In 1907 Walter Cannon Quinn returned to his home in Henderson, Kentucky after seven years residence in California.

He and his brother Arthur Joseph (a lineman for the Bell Telephone Company in Henderson bought from John Smith and Charles Unverzagt the small meat market located midway of the south side of the two hundred block on Green Street. The original owners stayed on with the Quinn brothers as meat cutters. The Quinns expanded the market into a full line of groceries and fresh produce, known as Quinn’s Quality Market on Clay Street and brought their brother George, a Corydon merchant, to Henderson as a third partner. Later they sold the Clay Street market and added a line of delicatessen items to the downtown store, including their famed Quinn’s Kentucky Burgoo, which brought customers from the entire Tri-state area. In the 1920’s George was lured to Florida by the “land boom” where he remained until his death.

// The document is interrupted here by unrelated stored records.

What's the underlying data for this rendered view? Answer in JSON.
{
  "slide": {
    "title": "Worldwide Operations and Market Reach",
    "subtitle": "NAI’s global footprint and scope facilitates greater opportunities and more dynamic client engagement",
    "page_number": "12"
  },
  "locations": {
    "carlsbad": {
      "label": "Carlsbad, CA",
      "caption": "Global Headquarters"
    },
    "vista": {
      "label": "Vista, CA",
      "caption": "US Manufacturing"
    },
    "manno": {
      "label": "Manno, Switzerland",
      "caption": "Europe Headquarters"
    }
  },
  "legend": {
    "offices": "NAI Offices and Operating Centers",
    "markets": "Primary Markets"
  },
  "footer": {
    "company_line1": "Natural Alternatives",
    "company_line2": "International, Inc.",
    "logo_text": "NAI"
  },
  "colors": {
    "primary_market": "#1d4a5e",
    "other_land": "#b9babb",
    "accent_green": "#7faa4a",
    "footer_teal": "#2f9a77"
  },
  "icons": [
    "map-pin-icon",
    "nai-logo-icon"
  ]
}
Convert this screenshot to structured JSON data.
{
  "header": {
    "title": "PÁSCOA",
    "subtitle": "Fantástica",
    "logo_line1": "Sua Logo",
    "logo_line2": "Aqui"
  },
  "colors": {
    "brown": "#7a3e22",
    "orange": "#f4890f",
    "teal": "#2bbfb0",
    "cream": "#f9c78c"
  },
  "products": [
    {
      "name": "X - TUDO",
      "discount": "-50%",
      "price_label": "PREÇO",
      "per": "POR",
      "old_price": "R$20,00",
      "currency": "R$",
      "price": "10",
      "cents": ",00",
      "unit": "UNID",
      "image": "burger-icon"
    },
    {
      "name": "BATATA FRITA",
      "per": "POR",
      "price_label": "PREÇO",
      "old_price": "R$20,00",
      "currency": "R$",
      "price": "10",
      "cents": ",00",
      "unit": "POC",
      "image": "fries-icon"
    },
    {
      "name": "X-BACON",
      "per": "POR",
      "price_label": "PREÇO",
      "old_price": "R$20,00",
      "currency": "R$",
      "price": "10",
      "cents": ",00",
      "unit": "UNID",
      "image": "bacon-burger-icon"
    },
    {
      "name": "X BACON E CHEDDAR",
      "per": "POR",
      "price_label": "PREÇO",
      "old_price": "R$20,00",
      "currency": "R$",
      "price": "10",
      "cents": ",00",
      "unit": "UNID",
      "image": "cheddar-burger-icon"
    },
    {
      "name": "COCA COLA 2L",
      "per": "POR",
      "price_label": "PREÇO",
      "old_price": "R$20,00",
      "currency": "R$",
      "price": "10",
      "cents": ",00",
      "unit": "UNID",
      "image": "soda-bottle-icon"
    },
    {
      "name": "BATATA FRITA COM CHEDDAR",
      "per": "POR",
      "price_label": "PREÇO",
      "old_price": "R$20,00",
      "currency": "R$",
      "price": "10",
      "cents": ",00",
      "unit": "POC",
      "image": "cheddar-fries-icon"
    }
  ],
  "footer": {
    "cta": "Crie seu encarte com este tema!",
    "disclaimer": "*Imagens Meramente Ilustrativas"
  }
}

Walter and Arthur operated the market until the beginning of the World War Il days when they closed it and Walter went to Republic Aviation in Evansville as a supervisor building the widely acclaimed Thunderbird planes of World War II. Arthur was appointed a toll-collector on the Henderson-Evansville bridge until it became toll free.

Quinn Brothers “Sanitary Market,” a butcher shop and grocery at 220 Second St., in about 1913. The Quinns, who opened the shop in 1907, slaughtered their own meat, rendered their lard, made their own sausages and cured their hams and bacon. They also sold country produce, wild game in season and light groceries. A sign on the counter stresses that the store was not open on Sunday. From left: Walter C. Quinn, meat-cutter Charles Unverzagt, George Quinn, bookkeeper Ollie Gilligan and A. J. “Roundy” Quinn.